Nah, rupanya telah sampai informasi ke pihak mimbar bebas mengenai referendum dan penjajahan di Negeri Aceh oleh NKRI atau Negara RI-Jawa-Yogya ini bahwa, memang benar Komandan Satuan Tugas Penerangan (Dansatgaspen) PDMD Kolonel Laut Ditya Soedarsono dan Penguasa Darurat Militer Daerah Aceh Mayjen TNI Endang Suwarya di Negeri Aceh pada hari Sabtu, tanggal 28 Februari 2004 telah mendampingi Panglima TNI Jenderal Endriartono Sutarto dan Kepala Kepolisian Negara Republik Indonesia Jenderal (Pol) Da'i Bachtiar, Lapangan Blang Padang, Banda Aceh dalam rangka apel siaga pengamanan Pemilu 2004.

Jadi, memang berdasarkan informasi diatas, Kolonel Laut Ditya Soedarsono dan Mayjen TNI Endang Suwarya tidak menghilang dari mimbar bebas ini, melainkan harus dan wajib sebagai perwira tinggi TNI untuk menyambut tanpa bisa membantah Panglima TNI Jenderal Endriartono Sutarto.

Sekarang, yang menjadi bahan kupasan hari ini adalah mengenai Pemilihan Umum di Negeri Aceh TNI akan mengerahkan 35 ribu personal untuk mengamankan Pemilihan Umum 5 April 2004.

Walaupun kupasan Pemilihan Umum 5 April 2004 ini telah dibuat dalam tulisan-tulisan sebelum ini, tetapi disini saya buka lagi kita lebih mengerti dan paham akan taktik penipuan Panglima TNI Jenderal Endriartono Sutarto dan Kepala Kepolisian Negara Republik Indonesia Jenderal (Pol) Da'i Bachtiar terhadap rakyat Aceh dengan melalui Pemilu 5 April 2004 di Negeri Aceh ini.

Coba kita perhatikan Pemilihan Umum 5 April 2004 di Negeri Aceh yang sebenarnya sangat bertentangan dengan dasar hukum Undang-Undang Republik Indonesia Nomor 4 Tahun 2000 Tentang Perubahan Atas Undang-Undang Nomor 3 Tahun 1999 Tentang Pemilihan Umum.

Dimana dalam pertimbangan UU RI No.4 Tahun 2000 menyebutkan: 1. bahwa sesuai dengan perkembangan dan tuntutan politik, penyelenggaraan pemilihan umum perlu dilakukan lebih berkualitas dengan partisipasi rakyat seluas-luasnya atas dasar prinsip-prinsip demokrasi, langsung, umum, bebas, rahasia, jujur, adil dan beradab serta dilaksanakan oleh badan penyelenggara yang independen dan non-partisan.
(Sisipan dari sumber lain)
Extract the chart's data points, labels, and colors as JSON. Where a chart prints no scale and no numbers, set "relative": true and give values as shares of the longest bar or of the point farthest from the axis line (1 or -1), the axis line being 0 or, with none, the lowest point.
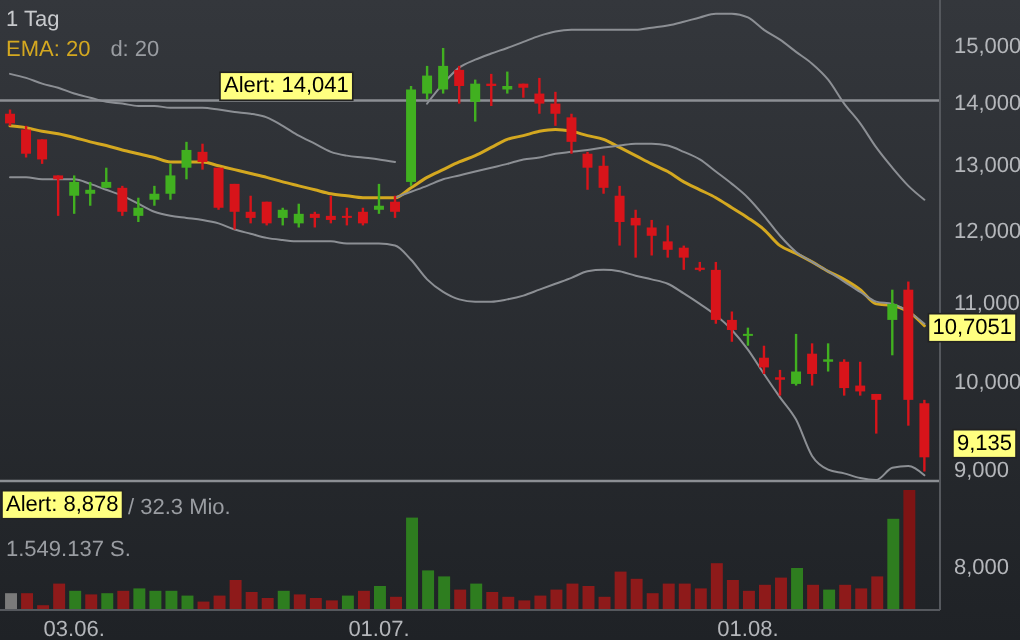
{
  "chart_data": [
    {
      "type": "candlestick",
      "title": "1 Tag",
      "log": true,
      "legend": "top left",
      "tick_labels": "y",
      "ohlc": [
        [
          13820,
          13890,
          13620,
          13660
        ],
        [
          13560,
          13620,
          13110,
          13170
        ],
        [
          13400,
          13400,
          13010,
          13080
        ],
        [
          12830,
          12830,
          12220,
          12770
        ],
        [
          12520,
          12830,
          12250,
          12730
        ],
        [
          12550,
          12730,
          12370,
          12610
        ],
        [
          12640,
          12950,
          12640,
          12730
        ],
        [
          12640,
          12670,
          12220,
          12280
        ],
        [
          12220,
          12490,
          12130,
          12340
        ],
        [
          12460,
          12670,
          12370,
          12550
        ],
        [
          12550,
          13010,
          12460,
          12830
        ],
        [
          12950,
          13360,
          12770,
          13230
        ],
        [
          13200,
          13330,
          12920,
          13040
        ],
        [
          12950,
          12950,
          12310,
          12340
        ],
        [
          12700,
          12700,
          12020,
          12280
        ],
        [
          12280,
          12520,
          12110,
          12190
        ],
        [
          12430,
          12430,
          12080,
          12110
        ],
        [
          12190,
          12340,
          12080,
          12310
        ],
        [
          12110,
          12400,
          12050,
          12250
        ],
        [
          12250,
          12280,
          12050,
          12190
        ],
        [
          12220,
          12520,
          12110,
          12160
        ],
        [
          12220,
          12340,
          12080,
          12190
        ],
        [
          12280,
          12340,
          12080,
          12110
        ],
        [
          12310,
          12700,
          12250,
          12370
        ],
        [
          12430,
          12520,
          12190,
          12280
        ],
        [
          12730,
          14290,
          12670,
          14230
        ],
        [
          14160,
          14640,
          14060,
          14470
        ],
        [
          14230,
          14960,
          14160,
          14640
        ],
        [
          14570,
          14640,
          13990,
          14290
        ],
        [
          14020,
          14400,
          13690,
          14330
        ],
        [
          14330,
          14500,
          13950,
          14290
        ],
        [
          14230,
          14540,
          14160,
          14290
        ],
        [
          14330,
          14330,
          14090,
          14260
        ],
        [
          14160,
          14430,
          13820,
          13990
        ],
        [
          13990,
          14190,
          13620,
          13820
        ],
        [
          13760,
          13820,
          13170,
          13360
        ],
        [
          13170,
          13200,
          12610,
          12950
        ],
        [
          12980,
          13140,
          12550,
          12640
        ],
        [
          12520,
          12670,
          11790,
          12130
        ],
        [
          12190,
          12310,
          11620,
          12080
        ],
        [
          12050,
          12160,
          11650,
          11930
        ],
        [
          11850,
          12080,
          11620,
          11730
        ],
        [
          11760,
          11790,
          11450,
          11620
        ],
        [
          11480,
          11560,
          11430,
          11450
        ],
        [
          11450,
          11560,
          10730,
          10780
        ],
        [
          10780,
          10890,
          10500,
          10650
        ],
        [
          10580,
          10680,
          10450,
          10600
        ],
        [
          10300,
          10450,
          10100,
          10180
        ],
        [
          10060,
          10150,
          9840,
          10030
        ],
        [
          9980,
          10600,
          9960,
          10130
        ],
        [
          10350,
          10480,
          9960,
          10100
        ],
        [
          10250,
          10480,
          10130,
          10280
        ],
        [
          10250,
          10280,
          9840,
          9930
        ],
        [
          9960,
          10250,
          9840,
          9890
        ],
        [
          9860,
          9860,
          9400,
          9790
        ],
        [
          10780,
          11180,
          10330,
          10990
        ],
        [
          11180,
          11290,
          9490,
          9790
        ],
        [
          9750,
          9790,
          8980,
          9135
        ]
      ],
      "series": [
        {
          "type": "line",
          "name": "EMA: 20",
          "color": "#d4a820",
          "values": [
            13620,
            13590,
            13530,
            13490,
            13430,
            13360,
            13300,
            13230,
            13170,
            13110,
            13040,
            13040,
            13040,
            12980,
            12920,
            12860,
            12800,
            12730,
            12670,
            12610,
            12550,
            12520,
            12490,
            12490,
            12490,
            12640,
            12800,
            12920,
            13040,
            13140,
            13270,
            13400,
            13460,
            13530,
            13560,
            13530,
            13460,
            13400,
            13270,
            13140,
            13010,
            12890,
            12730,
            12610,
            12490,
            12340,
            12190,
            12020,
            11790,
            11680,
            11560,
            11430,
            11320,
            11180,
            10990,
            10970,
            10890,
            10705
          ]
        },
        {
          "type": "line",
          "color": "#8c8f94",
          "values": [
            14500,
            14430,
            14330,
            14260,
            14160,
            14090,
            14020,
            13990,
            13950,
            13950,
            13920,
            13920,
            13920,
            13890,
            13850,
            13820,
            13760,
            13620,
            13460,
            13330,
            13200,
            13140,
            13110,
            13080,
            13040,
            null,
            13990,
            14330,
            14610,
            14750,
            14860,
            14960,
            15070,
            15180,
            15260,
            15290,
            15290,
            15290,
            15290,
            15290,
            15330,
            15370,
            15440,
            15520,
            15590,
            15590,
            15520,
            15290,
            15110,
            14890,
            14680,
            14400,
            13990,
            13660,
            13270,
            12950,
            12670,
            12460
          ]
        },
        {
          "type": "line",
          "color": "#8c8f94",
          "values": [
            null,
            null,
            null,
            null,
            null,
            null,
            null,
            null,
            null,
            null,
            null,
            null,
            null,
            null,
            null,
            null,
            null,
            null,
            null,
            null,
            null,
            null,
            null,
            null,
            12490,
            12580,
            12670,
            12770,
            12830,
            12890,
            12950,
            13010,
            13080,
            13110,
            13170,
            13200,
            13230,
            13270,
            13300,
            13330,
            13330,
            13300,
            13200,
            13080,
            12890,
            12700,
            12490,
            12220,
            11930,
            11700,
            11560,
            11430,
            11290,
            11150,
            11020,
            10990,
            10890,
            10730
          ]
        },
        {
          "type": "line",
          "color": "#8c8f94",
          "values": [
            12800,
            12800,
            12770,
            12770,
            12770,
            12700,
            12610,
            12520,
            12400,
            12280,
            12220,
            12190,
            12160,
            12110,
            12020,
            11960,
            11900,
            11870,
            11850,
            11850,
            11850,
            11820,
            11820,
            11820,
            11790,
            11590,
            11320,
            11150,
            11050,
            11020,
            11020,
            11050,
            11100,
            11180,
            11260,
            11340,
            11430,
            11450,
            11430,
            11370,
            11320,
            11260,
            11130,
            10990,
            10840,
            10650,
            10400,
            10100,
            9820,
            9560,
            9150,
            9000,
            8960,
            8910,
            8890,
            9020,
            9040,
            8940
          ]
        }
      ],
      "ylim": [
        7600,
        15850
      ],
      "yticks": [
        {
          "value": 8000,
          "label": "8,000"
        },
        {
          "value": 9000,
          "label": "9,000"
        },
        {
          "value": 10000,
          "label": "10,000"
        },
        {
          "value": 11000,
          "label": "11,000"
        },
        {
          "value": 12000,
          "label": "12,000"
        },
        {
          "value": 13000,
          "label": "13,000"
        },
        {
          "value": 14000,
          "label": "14,000"
        },
        {
          "value": 15000,
          "label": "15,000"
        }
      ],
      "ref_lines": [
        {
          "axis": "y",
          "value": 14041,
          "label": "Alert: 14,041",
          "color": "#8c8f94"
        },
        {
          "axis": "y",
          "value": 8878,
          "label": "Alert: 8,878",
          "color": "#8c8f94"
        }
      ],
      "annotations": [
        "d: 20",
        "10,7051",
        "9,135"
      ]
    },
    {
      "type": "bar",
      "relative": true,
      "tick_labels": "x",
      "categories": [
        null,
        null,
        null,
        null,
        "03.06.",
        null,
        null,
        null,
        null,
        null,
        null,
        null,
        null,
        null,
        null,
        null,
        null,
        null,
        null,
        null,
        null,
        null,
        null,
        "01.07.",
        null,
        null,
        null,
        null,
        null,
        null,
        null,
        null,
        null,
        null,
        null,
        null,
        null,
        null,
        null,
        null,
        null,
        null,
        null,
        null,
        null,
        null,
        "01.08.",
        null,
        null,
        null,
        null,
        null,
        null,
        null,
        null,
        null,
        null,
        null
      ],
      "values": [
        0.14,
        0.14,
        0.04,
        0.22,
        0.16,
        0.13,
        0.14,
        0.16,
        0.18,
        0.16,
        0.16,
        0.12,
        0.07,
        0.12,
        0.25,
        0.15,
        0.1,
        0.16,
        0.13,
        0.1,
        0.08,
        0.12,
        0.16,
        0.2,
        0.11,
        0.77,
        0.33,
        0.28,
        0.17,
        0.22,
        0.15,
        0.11,
        0.08,
        0.12,
        0.17,
        0.22,
        0.2,
        0.11,
        0.32,
        0.26,
        0.14,
        0.22,
        0.22,
        0.18,
        0.39,
        0.25,
        0.16,
        0.21,
        0.27,
        0.35,
        0.21,
        0.17,
        0.21,
        0.18,
        0.28,
        0.76,
        1,
        null
      ],
      "colors": [
        "#7a7a7a",
        "#8e1a1a",
        "#8e1a1a",
        "#8e1a1a",
        "#2e7d1f",
        "#8e1a1a",
        "#2e7d1f",
        "#8e1a1a",
        "#2e7d1f",
        "#2e7d1f",
        "#2e7d1f",
        "#2e7d1f",
        "#8e1a1a",
        "#8e1a1a",
        "#8e1a1a",
        "#8e1a1a",
        "#8e1a1a",
        "#2e7d1f",
        "#8e1a1a",
        "#8e1a1a",
        "#8e1a1a",
        "#2e7d1f",
        "#8e1a1a",
        "#2e7d1f",
        "#8e1a1a",
        "#2e7d1f",
        "#2e7d1f",
        "#2e7d1f",
        "#8e1a1a",
        "#2e7d1f",
        "#8e1a1a",
        "#8e1a1a",
        "#8e1a1a",
        "#8e1a1a",
        "#8e1a1a",
        "#8e1a1a",
        "#8e1a1a",
        "#8e1a1a",
        "#8e1a1a",
        "#8e1a1a",
        "#8e1a1a",
        "#8e1a1a",
        "#8e1a1a",
        "#8e1a1a",
        "#8e1a1a",
        "#8e1a1a",
        "#8e1a1a",
        "#8e1a1a",
        "#8e1a1a",
        "#2e7d1f",
        "#8e1a1a",
        "#2e7d1f",
        "#8e1a1a",
        "#8e1a1a",
        "#8e1a1a",
        "#2e7d1f",
        "#7e1414",
        null
      ],
      "annotations": [
        "/ 32.3 Mio.",
        "1.549.137 S."
      ]
    }
  ]
}
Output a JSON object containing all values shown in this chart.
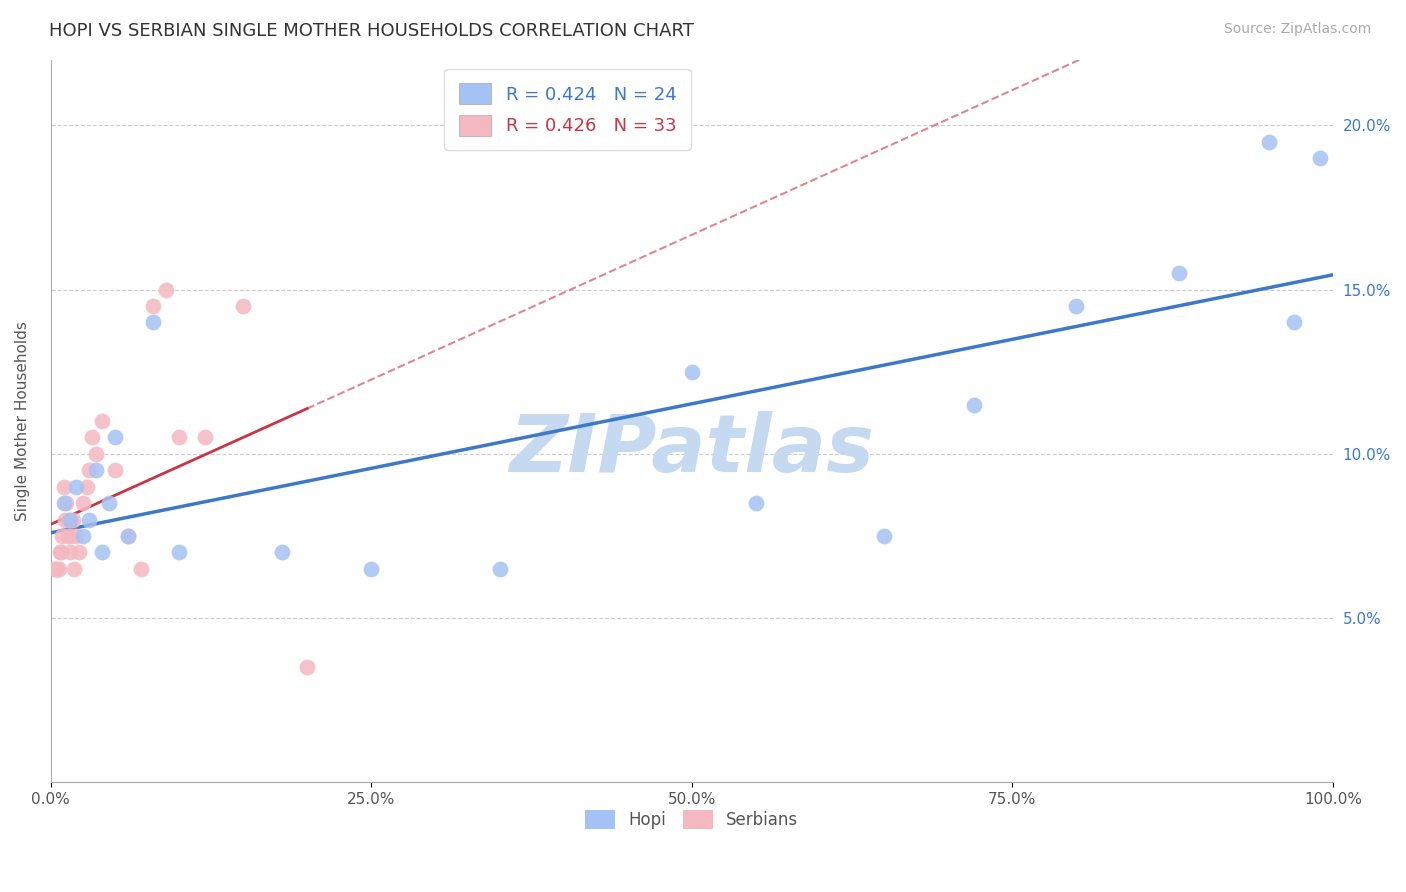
{
  "title": "HOPI VS SERBIAN SINGLE MOTHER HOUSEHOLDS CORRELATION CHART",
  "source": "Source: ZipAtlas.com",
  "ylabel": "Single Mother Households",
  "legend_r": [
    "R = 0.424",
    "R = 0.426"
  ],
  "legend_n": [
    "N = 24",
    "N = 33"
  ],
  "hopi_color": "#a4c2f4",
  "serbian_color": "#f4b8c1",
  "hopi_line_color": "#3d78c9",
  "serbian_line_color": "#cc3344",
  "hopi_x": [
    1.0,
    1.5,
    2.0,
    2.5,
    3.0,
    3.5,
    4.0,
    4.5,
    5.0,
    6.0,
    8.0,
    10.0,
    18.0,
    25.0,
    35.0,
    50.0,
    55.0,
    65.0,
    72.0,
    80.0,
    88.0,
    95.0,
    97.0,
    99.0
  ],
  "hopi_y": [
    8.5,
    8.0,
    9.0,
    7.5,
    8.0,
    9.5,
    7.0,
    8.5,
    10.5,
    7.5,
    14.0,
    7.0,
    7.0,
    6.5,
    6.5,
    12.5,
    8.5,
    7.5,
    11.5,
    14.5,
    15.5,
    19.5,
    14.0,
    19.0
  ],
  "serbian_x": [
    0.3,
    0.4,
    0.5,
    0.6,
    0.7,
    0.8,
    0.9,
    1.0,
    1.1,
    1.2,
    1.3,
    1.4,
    1.5,
    1.6,
    1.7,
    1.8,
    2.0,
    2.2,
    2.5,
    2.8,
    3.0,
    3.2,
    3.5,
    4.0,
    5.0,
    6.0,
    7.0,
    8.0,
    9.0,
    10.0,
    12.0,
    15.0,
    20.0
  ],
  "serbian_y": [
    6.5,
    6.5,
    6.5,
    6.5,
    7.0,
    7.0,
    7.5,
    9.0,
    8.0,
    8.5,
    7.5,
    8.0,
    7.0,
    7.5,
    8.0,
    6.5,
    7.5,
    7.0,
    8.5,
    9.0,
    9.5,
    10.5,
    10.0,
    11.0,
    9.5,
    7.5,
    6.5,
    14.5,
    15.0,
    10.5,
    10.5,
    14.5,
    3.5
  ],
  "xlim": [
    0,
    100
  ],
  "ylim": [
    0,
    22
  ],
  "ytick_vals": [
    5.0,
    10.0,
    15.0,
    20.0
  ],
  "ytick_labels": [
    "5.0%",
    "10.0%",
    "15.0%",
    "20.0%"
  ],
  "xtick_vals": [
    0,
    25,
    50,
    75,
    100
  ],
  "xtick_labels": [
    "0.0%",
    "25.0%",
    "50.0%",
    "75.0%",
    "100.0%"
  ],
  "grid_color": "#cccccc",
  "watermark": "ZIPatlas",
  "watermark_color": "#c5d9f1",
  "background_color": "#ffffff",
  "title_fontsize": 13,
  "axis_label_fontsize": 11,
  "tick_fontsize": 11,
  "source_fontsize": 10,
  "hopi_legend_label": "Hopi",
  "serbian_legend_label": "Serbians"
}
Begitu juga apa yang tercantum dalam Penjelasan Undang-Undang Republik Indonesia Nomor 4 Tahun 2000 Tentang Perubahan Atas Undang-Undang Nomor 3 Tahun 1999 Tentang Pemilihan Umum menyatakan: Komisi Pemilihan Umum yang independen dan non-partisan artinya Komisi Pemilihan Umum yang bebas, mandiri, dan tidak berada di bawah pengaruh serta tidak berpihak kepada seseorang, kelompok tertentu, partai politik, dan/atau Pemerintah. Dalam pelaksanaan tugasnya, Komisi Pemilihan Umum bertanggung jawab kepada Presiden. (UU No.4 Tahun 200, Bab II. PASAL DEMI PASAL , Pasal I , 1. Pasal 8, Ayat (2))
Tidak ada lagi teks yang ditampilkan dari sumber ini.